Almost any type of lung tumor or lung cancer can compress the alveoli and reduce gas exchange capacity. In some cases the tumor will fill the alveoli.
  • Cavitary pneumonia is a process in which the alveoli are destroyed and produce a cavity. As the alveoli are destroyed, the surface area for gas exchange to occur becomes reduced. Further changes in blood flow can lead to decline in lung function.
  • Emphysema is another disease of the lungs, whereby the elastin in the walls of the alveoli is broken down by an imbalance between the production of neutrophil elastase (elevated by cigarette smoke) and alpha-1 antitrypsin (the activity varies due to genetics or reaction of a critical methionine residue with toxins including cigarette smoke). The resulting loss of elasticity in the lungs leads to prolonged times for exhalation, which occurs through passive recoil of the expanded lung.
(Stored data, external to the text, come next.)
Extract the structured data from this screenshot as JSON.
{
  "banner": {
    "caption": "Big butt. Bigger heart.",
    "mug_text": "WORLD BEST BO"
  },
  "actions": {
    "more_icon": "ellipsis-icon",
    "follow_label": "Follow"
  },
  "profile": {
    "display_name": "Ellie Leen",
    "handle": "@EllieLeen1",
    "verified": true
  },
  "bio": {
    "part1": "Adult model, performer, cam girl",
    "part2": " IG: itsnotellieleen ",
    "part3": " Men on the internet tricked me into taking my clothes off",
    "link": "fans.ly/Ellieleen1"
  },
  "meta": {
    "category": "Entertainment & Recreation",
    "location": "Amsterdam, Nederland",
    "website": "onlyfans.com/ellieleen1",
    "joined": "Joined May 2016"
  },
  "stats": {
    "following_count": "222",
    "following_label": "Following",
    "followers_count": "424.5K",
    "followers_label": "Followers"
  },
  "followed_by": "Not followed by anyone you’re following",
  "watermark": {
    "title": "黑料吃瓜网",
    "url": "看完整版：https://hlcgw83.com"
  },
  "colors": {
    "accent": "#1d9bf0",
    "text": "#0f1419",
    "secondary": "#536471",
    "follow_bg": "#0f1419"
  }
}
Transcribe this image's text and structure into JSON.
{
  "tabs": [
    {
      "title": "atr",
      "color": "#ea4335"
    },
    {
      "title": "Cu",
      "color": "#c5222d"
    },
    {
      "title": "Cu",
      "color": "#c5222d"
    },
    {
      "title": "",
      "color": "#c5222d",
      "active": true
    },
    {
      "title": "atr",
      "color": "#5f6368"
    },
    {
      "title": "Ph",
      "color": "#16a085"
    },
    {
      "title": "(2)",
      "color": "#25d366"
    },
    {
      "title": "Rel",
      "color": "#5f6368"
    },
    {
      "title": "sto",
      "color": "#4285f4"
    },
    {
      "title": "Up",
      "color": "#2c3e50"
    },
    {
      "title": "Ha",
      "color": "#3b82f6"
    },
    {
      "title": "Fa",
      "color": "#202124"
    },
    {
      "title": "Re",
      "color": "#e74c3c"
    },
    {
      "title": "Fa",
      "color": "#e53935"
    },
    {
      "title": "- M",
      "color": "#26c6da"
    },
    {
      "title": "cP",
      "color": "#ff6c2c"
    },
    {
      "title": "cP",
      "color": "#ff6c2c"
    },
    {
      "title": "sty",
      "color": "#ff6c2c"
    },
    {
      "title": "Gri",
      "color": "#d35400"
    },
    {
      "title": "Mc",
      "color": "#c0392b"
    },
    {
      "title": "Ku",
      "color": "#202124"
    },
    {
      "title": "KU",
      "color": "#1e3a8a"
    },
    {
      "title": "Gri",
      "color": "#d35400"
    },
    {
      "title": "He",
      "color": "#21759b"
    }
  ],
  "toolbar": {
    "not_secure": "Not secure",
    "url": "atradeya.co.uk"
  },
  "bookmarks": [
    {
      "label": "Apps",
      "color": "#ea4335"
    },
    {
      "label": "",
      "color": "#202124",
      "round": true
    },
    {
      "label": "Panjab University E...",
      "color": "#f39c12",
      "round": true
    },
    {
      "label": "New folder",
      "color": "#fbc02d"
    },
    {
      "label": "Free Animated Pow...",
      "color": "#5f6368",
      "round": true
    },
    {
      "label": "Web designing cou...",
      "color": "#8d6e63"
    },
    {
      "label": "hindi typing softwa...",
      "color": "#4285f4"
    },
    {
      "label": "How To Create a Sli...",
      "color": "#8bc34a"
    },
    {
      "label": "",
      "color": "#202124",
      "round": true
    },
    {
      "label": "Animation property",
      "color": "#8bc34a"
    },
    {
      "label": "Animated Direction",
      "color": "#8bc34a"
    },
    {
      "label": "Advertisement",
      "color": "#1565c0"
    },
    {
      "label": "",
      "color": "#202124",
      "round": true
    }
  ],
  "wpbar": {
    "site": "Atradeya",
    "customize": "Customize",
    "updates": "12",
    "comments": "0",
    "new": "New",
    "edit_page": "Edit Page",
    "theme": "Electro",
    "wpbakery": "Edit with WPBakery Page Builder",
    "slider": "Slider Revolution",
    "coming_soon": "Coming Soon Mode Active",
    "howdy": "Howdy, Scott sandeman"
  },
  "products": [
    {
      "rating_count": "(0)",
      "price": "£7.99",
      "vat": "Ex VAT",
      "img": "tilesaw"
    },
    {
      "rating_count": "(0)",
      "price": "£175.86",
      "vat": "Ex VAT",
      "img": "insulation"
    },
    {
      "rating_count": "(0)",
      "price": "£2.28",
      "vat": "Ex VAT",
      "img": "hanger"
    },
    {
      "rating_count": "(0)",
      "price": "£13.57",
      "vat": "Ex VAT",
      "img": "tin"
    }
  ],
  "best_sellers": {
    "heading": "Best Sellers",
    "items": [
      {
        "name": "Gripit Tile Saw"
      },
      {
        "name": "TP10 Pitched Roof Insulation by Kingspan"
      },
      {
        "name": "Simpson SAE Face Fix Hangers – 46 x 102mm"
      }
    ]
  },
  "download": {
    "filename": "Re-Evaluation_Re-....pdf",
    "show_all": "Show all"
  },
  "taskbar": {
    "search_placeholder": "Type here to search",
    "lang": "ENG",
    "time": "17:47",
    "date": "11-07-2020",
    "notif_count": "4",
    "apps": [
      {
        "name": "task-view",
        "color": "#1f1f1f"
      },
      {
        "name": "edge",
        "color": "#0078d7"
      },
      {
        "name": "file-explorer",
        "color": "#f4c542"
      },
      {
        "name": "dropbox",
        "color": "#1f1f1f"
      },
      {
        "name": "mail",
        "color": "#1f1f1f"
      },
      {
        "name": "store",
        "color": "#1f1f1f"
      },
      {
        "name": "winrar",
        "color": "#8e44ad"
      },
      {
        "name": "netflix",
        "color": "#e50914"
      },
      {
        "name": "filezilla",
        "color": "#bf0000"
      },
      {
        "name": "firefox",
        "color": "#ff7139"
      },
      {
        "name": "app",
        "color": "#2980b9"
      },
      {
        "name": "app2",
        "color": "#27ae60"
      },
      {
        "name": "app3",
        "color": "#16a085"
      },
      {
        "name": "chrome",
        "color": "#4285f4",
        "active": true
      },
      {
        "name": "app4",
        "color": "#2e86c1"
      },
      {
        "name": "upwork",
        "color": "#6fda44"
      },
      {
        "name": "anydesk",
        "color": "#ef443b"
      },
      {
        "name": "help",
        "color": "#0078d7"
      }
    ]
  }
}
This leads to a smaller volume of gas exchanged per breath.
  • Pulmonary alveolar microlithiasis is a rare lung disorder of small stone formation in the alveoli.

Fluid

A pulmonary contusion is a bruise of the lung tissue caused by trauma. Damaged capillaries can cause blood and other fluids to accumulate in the tissue of the lung, impairing gas exchange.

Pulmonary edema is the buildup of fluid in the parenchyma and alveoli usually caused by left ventricular heart failure, or by damage to the lung or its vasculature.